Os recentes casos de racismo do futebol nos mostram uma coisa muito importante: devemos abandonar essa expressão racismo no futebol, como se esse fosse apartado da sociedade, com sua própria maneira de funcionar e independente dos valores compartilhados pela sociedade.

Não comentaremos apenas os casos de racismo, há outros itens que demonstram a intolerância e as diferenças simbólicas que o futebol carrega. Tentaremos de maneira bem corrida traçar algumas características do futebol hoje que parecem correspondentes à sociedade.

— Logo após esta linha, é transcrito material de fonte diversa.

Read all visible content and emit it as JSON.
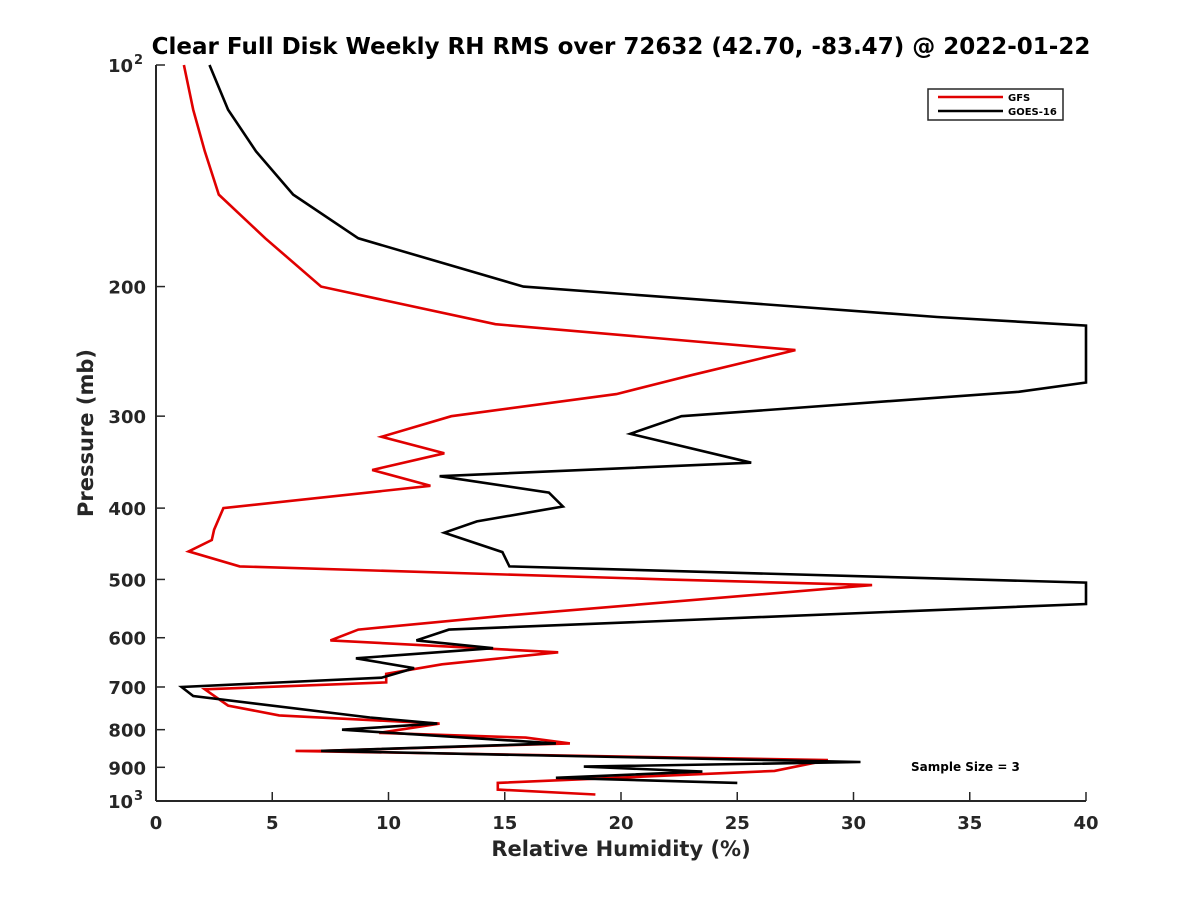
{
  "chart_data": {
    "type": "line",
    "title": "Clear Full Disk Weekly RH RMS over 72632 (42.70, -83.47) @ 2022-01-22",
    "xlabel": "Relative Humidity (%)",
    "ylabel": "Pressure (mb)",
    "xlim": [
      0,
      40
    ],
    "ylim": [
      100,
      1000
    ],
    "y_scale": "log",
    "y_reversed": true,
    "x_ticks": [
      "0",
      "5",
      "10",
      "15",
      "20",
      "25",
      "30",
      "35",
      "40"
    ],
    "y_ticks": [
      {
        "value": 100,
        "label": "10",
        "sup": "2"
      },
      {
        "value": 200,
        "label": "200",
        "sup": ""
      },
      {
        "value": 300,
        "label": "300",
        "sup": ""
      },
      {
        "value": 400,
        "label": "400",
        "sup": ""
      },
      {
        "value": 500,
        "label": "500",
        "sup": ""
      },
      {
        "value": 600,
        "label": "600",
        "sup": ""
      },
      {
        "value": 700,
        "label": "700",
        "sup": ""
      },
      {
        "value": 800,
        "label": "800",
        "sup": ""
      },
      {
        "value": 900,
        "label": "900",
        "sup": ""
      },
      {
        "value": 1000,
        "label": "10",
        "sup": "3"
      }
    ],
    "legend_position": "top-right",
    "grid": false,
    "annotation": "Sample Size = 3",
    "series": [
      {
        "name": "GFS",
        "color": "#e00000",
        "points": [
          [
            1.2,
            100
          ],
          [
            1.6,
            115
          ],
          [
            2.1,
            131
          ],
          [
            2.7,
            150
          ],
          [
            4.7,
            172
          ],
          [
            7.1,
            200
          ],
          [
            14.6,
            225
          ],
          [
            27.5,
            244
          ],
          [
            23,
            264
          ],
          [
            19.8,
            280
          ],
          [
            12.7,
            300
          ],
          [
            9.7,
            320
          ],
          [
            12.4,
            337
          ],
          [
            9.3,
            355
          ],
          [
            11.8,
            373
          ],
          [
            2.9,
            400
          ],
          [
            2.5,
            428
          ],
          [
            2.4,
            442
          ],
          [
            1.4,
            458
          ],
          [
            3.6,
            480
          ],
          [
            21.9,
            500
          ],
          [
            30.8,
            509
          ],
          [
            15,
            560
          ],
          [
            8.7,
            585
          ],
          [
            7.5,
            605
          ],
          [
            17.3,
            628
          ],
          [
            12.3,
            652
          ],
          [
            9.9,
            672
          ],
          [
            9.9,
            690
          ],
          [
            2.1,
            705
          ],
          [
            3.1,
            742
          ],
          [
            5.3,
            765
          ],
          [
            12.2,
            785
          ],
          [
            9.6,
            808
          ],
          [
            15.9,
            820
          ],
          [
            17.8,
            835
          ],
          [
            7,
            855
          ],
          [
            6,
            855
          ],
          [
            28.9,
            880
          ],
          [
            26.6,
            910
          ],
          [
            14.7,
            945
          ],
          [
            14.7,
            965
          ],
          [
            18.9,
            980
          ]
        ]
      },
      {
        "name": "GOES-16",
        "color": "#000000",
        "points": [
          [
            2.3,
            100
          ],
          [
            3.1,
            115
          ],
          [
            4.3,
            131
          ],
          [
            5.9,
            150
          ],
          [
            8.7,
            172
          ],
          [
            15.8,
            200
          ],
          [
            33.6,
            220
          ],
          [
            40,
            226
          ],
          [
            40,
            270
          ],
          [
            37.1,
            278
          ],
          [
            22.6,
            300
          ],
          [
            20.4,
            317
          ],
          [
            25.6,
            347
          ],
          [
            12.2,
            362
          ],
          [
            16.9,
            381
          ],
          [
            17.5,
            398
          ],
          [
            13.8,
            417
          ],
          [
            12.4,
            432
          ],
          [
            14.9,
            459
          ],
          [
            15.2,
            480
          ],
          [
            40,
            505
          ],
          [
            40,
            540
          ],
          [
            12.6,
            585
          ],
          [
            11.2,
            605
          ],
          [
            14.5,
            620
          ],
          [
            8.6,
            640
          ],
          [
            11.1,
            660
          ],
          [
            9.7,
            680
          ],
          [
            1.1,
            700
          ],
          [
            1.6,
            720
          ],
          [
            9.2,
            770
          ],
          [
            12.1,
            785
          ],
          [
            8,
            800
          ],
          [
            17.2,
            835
          ],
          [
            7.1,
            855
          ],
          [
            30.3,
            885
          ],
          [
            18.4,
            898
          ],
          [
            23.5,
            912
          ],
          [
            17.2,
            930
          ],
          [
            25,
            945
          ]
        ]
      }
    ]
  }
}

Embora falar apenas dos casos de racismo não seja o foco desse post, vamos apenas situar os mais recentes. Vai vendo. No dia 16 de fevereiro, no jogo entre Real Garcilaso e Cruzeiro pela Libertadores, o volante Tinga do time brasileiro foi alvo de provocações racistas: a cada instante em que Tinga pegava na bola, a torcida imitava o som de um macaco. Dentro algumas declarações, Tinga disse que “Trocaria um título pela igualdade entre raças e classes e respeito” e que “as pessoas [falaram] do que aconteceu lá, mas isso tem todo dia. No nosso país tem muito, não só (preconceito) racial, mas social, que acho que é até maior”.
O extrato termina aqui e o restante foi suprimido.